Не «Петя» прокричал – «Пётр», чекист просил, чтоб его только так и звали, а ещё лучше – «товарищ Бруджа», без панибратства.

Бруджа, однако, услышал, обернулся, правда, ничего не сказал, даже не махнул рукой, и очень быстро ушёл, что и понятно – дела! Важные дела, государственные, на то и ЧК.

Поднявшись к себе в квартирку, Митя сразу прошёл на кухню, поставил вариться картошку, потом, подумав, отложил с десяток картофелин покрупнее – соседу-чекисту в подарок, а то как-то не по-людски – тот угощает, а Митя что ж? – и только после этого взялся за сало.

…А пока юный корреспондент «Ведомостей» пировал, смачно заедая разваристую картошечку салом, бдительный и неустрашимый сотрудник ЧК товарищ Бруджа зачем-то осмотрелся вокруг и, не заметив ничего подозрительного, быстрым шагом направился к привокзальному скверу. Шагал вполне уверенно, ни на что не натыкался, словно бы видел в темноте ничуть не хуже кошки.

А ведь и верно – видел!

Видел, как гопники – ошивающиеся вокруг вокзала трое неслабых парней – подскочили к припозднившейся с редкого поезда дамочке да, не говоря худого слова, выхватили её саквояж, а саму потащили в кусты. В другое время Пётр, конечно, вмешался бы, поскольку положительные показатели молодому уполномоченному были ох как нужны, легко совладал бы с троими да приволок бандюганов в бывшее судебное присутствие – двухэтажный, с лепниною, особнячок, – где ныне располагался уездный отдел губчека. Начальник, товарищ Отто Лациньш – вот он точно был из латышских революционных стрелков, – косноязычно похвалил бы молодого и ретивого да ещё поставил другим в пример: вот, мол, не зря товарищ Бруджа по ночам дежурит! Борется с бандитизмом изо всех своих молодых сил.

Из молодых, да… Эх, знал бы начальник, сколько его сотруднику на самом деле лет…

Да, показатели бы пригодились, но… не сейчас! Сейчас было некогда, поскольку именно сегодняшней ночью должно сладиться то самое дело, ради которого сюда и прибыл отец – старый кардинал в сопровождении трёх воинов. К их приезду «чекист» узнал всё, что приказали, что могло понадобиться для успешной операции.

– А‑а-а‑а!!!

Женщина закричала, вырвалась. Побежала, смешно цепляясь за кусты несуразно длинной юбкой. Хорошенькая! Не юбка – женщина, девушка даже.
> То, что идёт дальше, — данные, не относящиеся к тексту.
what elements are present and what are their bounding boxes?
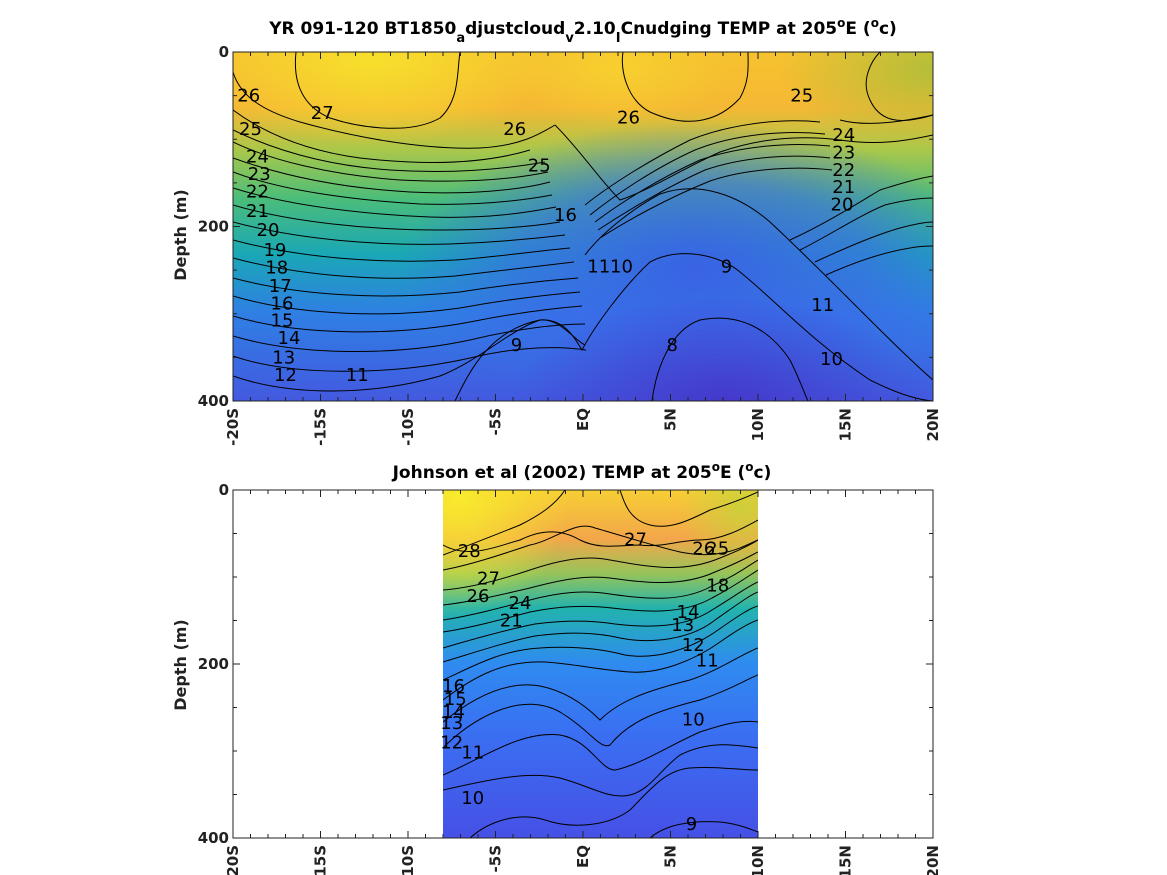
x-tick-label: 10N bbox=[749, 408, 767, 441]
contour-label: 25 bbox=[790, 86, 813, 107]
contour-label: 13 bbox=[272, 347, 295, 368]
x-tick-label: -20S bbox=[224, 408, 242, 446]
x-tick-label: EQ bbox=[574, 408, 592, 431]
contour-label: 25 bbox=[706, 538, 729, 559]
contour-label: 16 bbox=[554, 205, 577, 226]
contour-lines bbox=[443, 490, 758, 838]
contour-label: 26 bbox=[617, 107, 640, 128]
y-tick-label: 400 bbox=[198, 829, 229, 847]
contour-label: 23 bbox=[832, 142, 855, 163]
contour-label: 12 bbox=[682, 635, 705, 656]
contour-label: 13 bbox=[440, 713, 463, 734]
contour-label: 18 bbox=[706, 576, 729, 597]
x-tick-label: 15N bbox=[837, 408, 855, 441]
x-ticks: -20S -15S -10S -5S EQ 5N 10N 15N 20N 0 200 400 bbox=[198, 481, 942, 875]
x-tick-label: -15S bbox=[312, 845, 330, 875]
x-tick-label: 5N bbox=[662, 845, 680, 868]
contour-label: 24 bbox=[246, 147, 269, 168]
chart-title: YR 091-120 BT1850adjustcloudv2.10ICnudgi… bbox=[268, 16, 897, 46]
contour-label: 21 bbox=[500, 611, 523, 632]
contour-label: 13 bbox=[671, 615, 694, 636]
contour-label: 11 bbox=[696, 651, 719, 672]
x-tick-label: -5S bbox=[487, 408, 505, 435]
contour-label: 10 bbox=[610, 257, 633, 278]
contour-label: 28 bbox=[458, 541, 481, 562]
contour-label: 11 bbox=[346, 365, 369, 386]
contour-label: 11 bbox=[461, 743, 484, 764]
contour-label: 26 bbox=[237, 86, 260, 107]
chart-title: Johnson et al (2002) TEMP at 205oE (oc) bbox=[392, 460, 772, 483]
contour-label: 26 bbox=[503, 119, 526, 140]
x-tick-label: 15N bbox=[837, 845, 855, 875]
contour-label: 9 bbox=[511, 335, 522, 356]
x-tick-label: -10S bbox=[399, 845, 417, 875]
contour-label: 15 bbox=[271, 311, 294, 332]
contour-label: 22 bbox=[246, 182, 269, 203]
contour-label: 9 bbox=[721, 257, 732, 278]
contour-label: 14 bbox=[442, 702, 465, 723]
contour-label: 20 bbox=[831, 195, 854, 216]
contour-label: 24 bbox=[509, 593, 532, 614]
contour-fill bbox=[443, 490, 758, 838]
x-tick-label: -20S bbox=[224, 845, 242, 875]
y-tick-label: 0 bbox=[219, 481, 229, 499]
contour-label: 25 bbox=[528, 155, 551, 176]
contour-label: 14 bbox=[677, 602, 700, 623]
x-tick-label: -10S bbox=[399, 408, 417, 446]
y-tick-label: 400 bbox=[198, 392, 229, 410]
panel-top: YR 091-120 BT1850adjustcloudv2.10ICnudgi… bbox=[171, 16, 942, 446]
contour-label: 26 bbox=[467, 586, 490, 607]
contour-label: 23 bbox=[248, 164, 271, 185]
contour-label: 10 bbox=[682, 710, 705, 731]
contour-lines bbox=[233, 52, 933, 401]
contour-label: 15 bbox=[444, 689, 467, 710]
contour-label: 17 bbox=[269, 276, 292, 297]
contour-label: 27 bbox=[477, 569, 500, 590]
contour-label: 10 bbox=[820, 349, 843, 370]
contour-label: 25 bbox=[239, 119, 262, 140]
contour-label: 18 bbox=[265, 258, 288, 279]
contour-label: 11 bbox=[811, 295, 834, 316]
contour-label: 22 bbox=[832, 160, 855, 181]
contour-label: 24 bbox=[832, 125, 855, 146]
contour-label: 27 bbox=[624, 530, 647, 551]
panel-bottom: Johnson et al (2002) TEMP at 205oE (oc) bbox=[171, 460, 942, 875]
y-axis-label: Depth (m) bbox=[171, 189, 190, 281]
x-tick-label: -15S bbox=[312, 408, 330, 446]
contour-label: 12 bbox=[440, 732, 463, 753]
contour-label: 27 bbox=[311, 103, 334, 124]
y-axis-label: Depth (m) bbox=[171, 619, 190, 711]
x-tick-label: 10N bbox=[749, 845, 767, 875]
x-tick-label: EQ bbox=[574, 845, 592, 868]
x-tick-label: -5S bbox=[487, 845, 505, 872]
contour-label: 14 bbox=[278, 328, 301, 349]
contour-label: 16 bbox=[271, 293, 294, 314]
contour-fill bbox=[233, 52, 933, 401]
contour-label: 16 bbox=[442, 676, 465, 697]
contour-label: 9 bbox=[686, 814, 697, 835]
contour-label: 11 bbox=[587, 257, 610, 278]
x-ticks: -20S -15S -10S -5S EQ 5N 10N 15N 20N 0 200 400 bbox=[198, 43, 942, 446]
x-tick-label: 20N bbox=[924, 845, 942, 875]
contour-label: 10 bbox=[461, 788, 484, 809]
contour-label: 8 bbox=[667, 335, 678, 356]
y-tick-label: 0 bbox=[219, 43, 229, 61]
y-tick-label: 200 bbox=[198, 655, 229, 673]
contour-label: 20 bbox=[257, 220, 280, 241]
y-tick-label: 200 bbox=[198, 218, 229, 236]
contour-label: 21 bbox=[246, 201, 269, 222]
contour-label: 19 bbox=[264, 240, 287, 261]
contour-label: 12 bbox=[274, 365, 297, 386]
x-tick-label: 5N bbox=[662, 408, 680, 431]
x-tick-label: 20N bbox=[924, 408, 942, 441]
contour-label: 21 bbox=[832, 177, 855, 198]
contour-label: 26 bbox=[692, 538, 715, 559]
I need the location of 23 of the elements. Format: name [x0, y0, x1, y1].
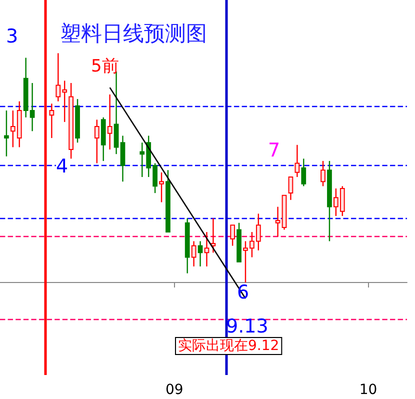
- candlestick: [288, 176, 294, 201]
- candlestick: [320, 160, 326, 187]
- x-tick-label: 09: [166, 382, 184, 398]
- candlestick: [230, 224, 236, 246]
- text: 实际出现在9.12: [178, 338, 280, 354]
- candlestick: [275, 206, 280, 238]
- candlestick: [301, 158, 306, 187]
- candlestick: [191, 240, 196, 268]
- candlestick: [198, 240, 203, 268]
- text: 3: [6, 26, 18, 48]
- candlestick: [4, 110, 9, 157]
- candlestick: [159, 172, 164, 203]
- annotation: 5前: [91, 56, 119, 76]
- annotation: 7: [268, 140, 280, 162]
- candlestick: [204, 231, 210, 268]
- candlestick: [107, 94, 112, 150]
- x-tick-label: 10: [359, 382, 378, 398]
- annotation: 4: [56, 156, 68, 178]
- candlestick: [294, 144, 300, 178]
- candlestick: [49, 103, 54, 139]
- candlestick: [120, 135, 126, 182]
- candlestick: [94, 119, 100, 164]
- chart-title: 塑料日线预测图: [60, 22, 207, 46]
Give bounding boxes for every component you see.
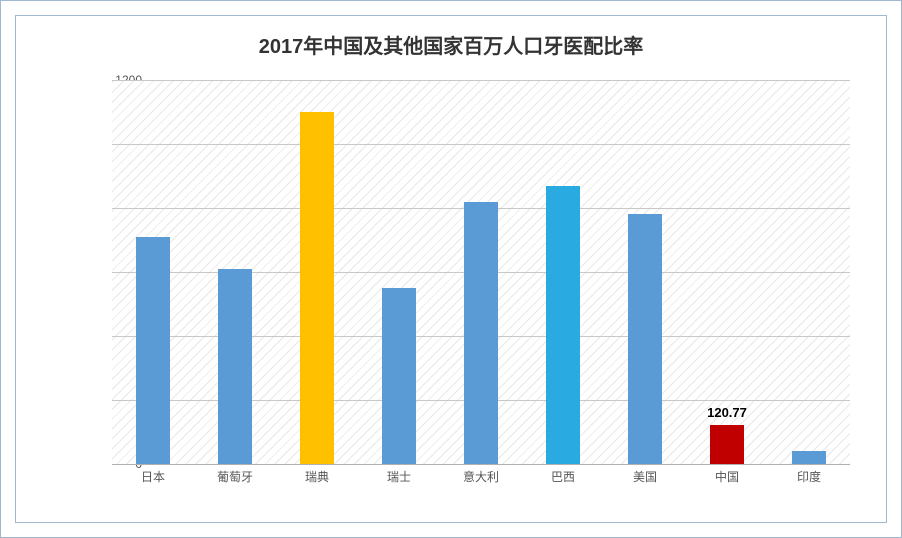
x-tick-label: 瑞士 [387, 468, 411, 485]
bar [710, 425, 744, 464]
x-tick-label: 瑞典 [305, 468, 329, 485]
bar [546, 186, 580, 464]
x-tick-label: 中国 [715, 468, 739, 485]
bar [136, 237, 170, 464]
chart-panel: 2017年中国及其他国家百万人口牙医配比率 020040060080010001… [15, 15, 887, 523]
bar [464, 202, 498, 464]
data-label: 120.77 [707, 405, 747, 420]
x-tick-label: 意大利 [463, 468, 499, 485]
bar [382, 288, 416, 464]
bar [218, 269, 252, 464]
x-tick-label: 巴西 [551, 468, 575, 485]
x-tick-label: 印度 [797, 468, 821, 485]
bar [628, 214, 662, 464]
x-tick-label: 葡萄牙 [217, 468, 253, 485]
chart-title: 2017年中国及其他国家百万人口牙医配比率 [16, 30, 886, 59]
bar [792, 451, 826, 464]
x-tick-label: 日本 [141, 468, 165, 485]
outer-frame: 2017年中国及其他国家百万人口牙医配比率 020040060080010001… [0, 0, 902, 538]
bar [300, 112, 334, 464]
x-tick-label: 美国 [633, 468, 657, 485]
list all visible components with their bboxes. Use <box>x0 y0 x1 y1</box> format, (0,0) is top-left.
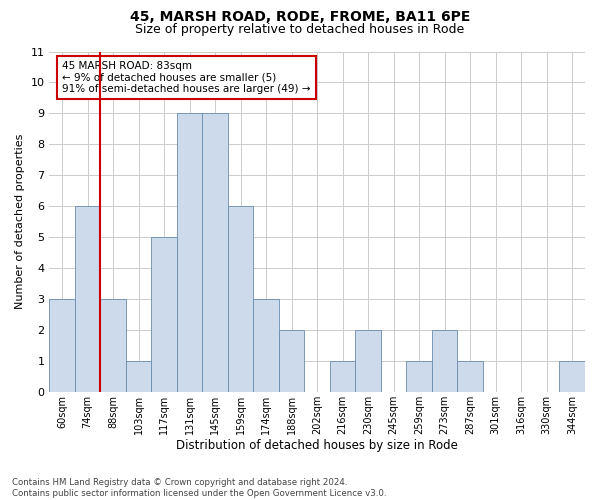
Bar <box>151 237 177 392</box>
Bar <box>457 361 483 392</box>
Bar <box>49 299 75 392</box>
Text: 45, MARSH ROAD, RODE, FROME, BA11 6PE: 45, MARSH ROAD, RODE, FROME, BA11 6PE <box>130 10 470 24</box>
Bar <box>100 299 126 392</box>
Bar <box>126 361 151 392</box>
Text: 45 MARSH ROAD: 83sqm
← 9% of detached houses are smaller (5)
91% of semi-detache: 45 MARSH ROAD: 83sqm ← 9% of detached ho… <box>62 61 311 94</box>
Y-axis label: Number of detached properties: Number of detached properties <box>15 134 25 310</box>
Bar <box>253 299 279 392</box>
Bar <box>228 206 253 392</box>
Text: Size of property relative to detached houses in Rode: Size of property relative to detached ho… <box>136 22 464 36</box>
Bar <box>330 361 355 392</box>
Bar <box>177 114 202 392</box>
Bar <box>202 114 228 392</box>
Bar <box>432 330 457 392</box>
Bar <box>75 206 100 392</box>
Bar <box>355 330 381 392</box>
Bar <box>559 361 585 392</box>
Bar <box>279 330 304 392</box>
Bar <box>406 361 432 392</box>
X-axis label: Distribution of detached houses by size in Rode: Distribution of detached houses by size … <box>176 440 458 452</box>
Text: Contains HM Land Registry data © Crown copyright and database right 2024.
Contai: Contains HM Land Registry data © Crown c… <box>12 478 386 498</box>
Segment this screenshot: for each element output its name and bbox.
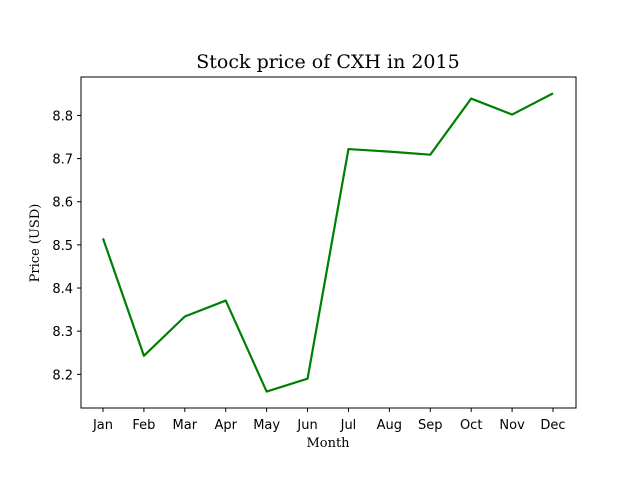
- x-axis: Jan Feb Mar Apr May Jun Jul Aug Sep Oct Nov Dec: [92, 408, 566, 433]
- y-tick-label: 8.6: [52, 196, 73, 211]
- y-tick-label: 8.4: [52, 282, 73, 297]
- x-axis-label: Month: [306, 436, 350, 451]
- y-tick-label: 8.5: [52, 239, 73, 254]
- x-tick-label: Dec: [540, 418, 565, 433]
- y-tick-label: 8.7: [52, 153, 73, 168]
- x-tick-label: Apr: [214, 418, 237, 433]
- chart-title: Stock price of CXH in 2015: [196, 51, 459, 73]
- x-tick-label: Sep: [418, 418, 443, 433]
- x-tick-label: Jul: [340, 418, 357, 433]
- y-tick-label: 8.3: [52, 325, 73, 340]
- x-tick-label: Nov: [499, 418, 525, 433]
- x-tick-label: Jan: [92, 418, 113, 433]
- x-tick-label: Mar: [173, 418, 198, 433]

Шляпка сбилась набок, длинные каштановые волосы растрепались, лицо перекошено страхом, но видно – красивая.

– А ну, стой, курва!

– Держи её, Гунявый, держи! Слева заходи, слева! Оп!

– Помогите‑е-е‑е!!!

Крик не резанул – резануть душу Бруджи никакой крик не мог, – крик заставил поморщиться и принять решение.

«Ну, красавица, значит, судьба у тебя такая – удачливая. Но показатели мне всё равно не улучшить…»

Потому что времени на то, чтобы официально зафиксировать проявленный героизм, решительно не оставалось.

Бруджа пропустил бегущую девчонку, после чего совершил гигантский прыжок и перекрыл бандитам дорогу. Широко распахнутые очи его пылали кроваво-красным огнём, бледное лицо исказила презрительная гримаса.

– Оп‑па! Гунявый, ты глянь. Тут ещё какой-то фраер.

– У него ж «наган», парни!

– У нас у самих «наганы»… А ну-ка…

Вот в чём точно масан не нуждался, так это в шуме. А потому гопники просто не успели открыть стрельбу: слишком уж быстро двигался Пётр… Двигался и орудовал выхваченным стилетом. Удар, и тут же – следующий, уже в двух ярдах правее, совсем в другое тело. Удар. Тонкое лезвие не режет – мягко, будто игла, входит в плоть, нежно пронзая сердце и тут же убегая. Два удара, две смерти… Но они ещё не пришли. Два гопника продолжают стоять, недоумённо глядя перед собой. Уже мёртвые, но ещё смотрящие. Два трупа ещё на ногах, а Бруджа уже держит в плотном захвате третьего бандита, самого молодого, которого называли Гунявым. Держит и с наслаждением вдыхает идущий от пищи запах страха, предчувствует бурление крови и аккуратно выпускает иглы…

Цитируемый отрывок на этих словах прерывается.